I am planning on setting up a new workstation based on Intel i5 and the H67 chipset for the motherboard; likely an Intel motherboard.

Current component list is:

Motherboard:- Intel DH67CL
CPU:- Intel i5 2500
RAM:- Corsair 4GB Dual Channel (CMV4GX3M2A1333C9) (x2)
OS HDD:- Intel x25M SSD (likely 80GB)
Data HDD:- Seagate 2TB (x2)
PSU:- Undecided
Case:- Undecided

The reason I liked the H67 chipset is the integrated video feature; the chip can output HDMI & DVI-D at the same time without the need for a dedicated PCIe x16 GFX card.

The work I am planning to do is not going to require any 3D or heavy performance which is why I'd like to stick to the integrated graphics.

My question is regarding any success or problems you have had with the new Intel integrated graphic chips. Have you been able to output to two monitors (both 1920x1080) successfully?

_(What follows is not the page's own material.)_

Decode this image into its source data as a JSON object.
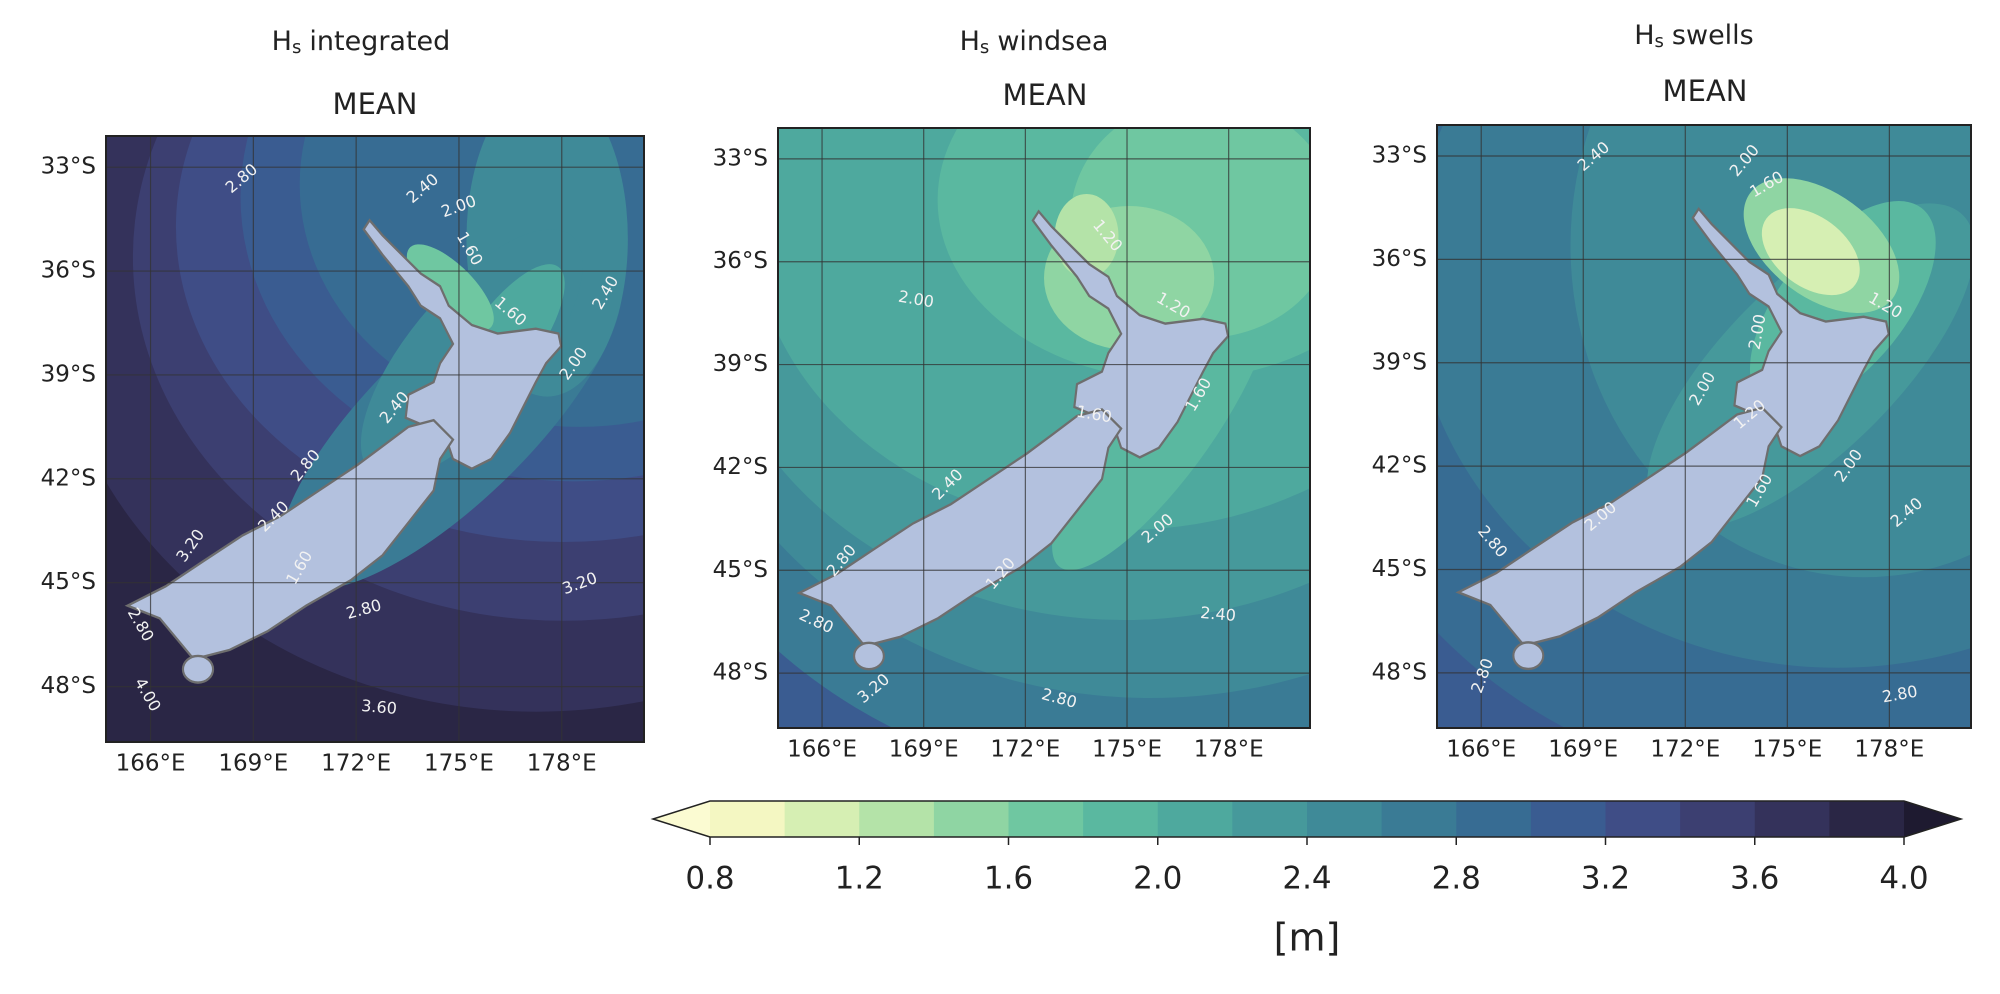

I have had a snoop around (before registering this account) and noticed a few issues with Intel integrated video support especially regarding GEM, KMS, DRI. I did see this also: http://forums.freebsd.org/showthread.php?t=21852 but think it will be a while before things are usable.

Am I best to stick with Linux until driver support catches up? I am fairly keen to stay away from purchasing another GFX card.

*To Moderators* I did notice this thread: http://forums.freebsd.org/showthread.php?p=129631 but didn't want to hijack. Please move mine into his if it is too similar.


----------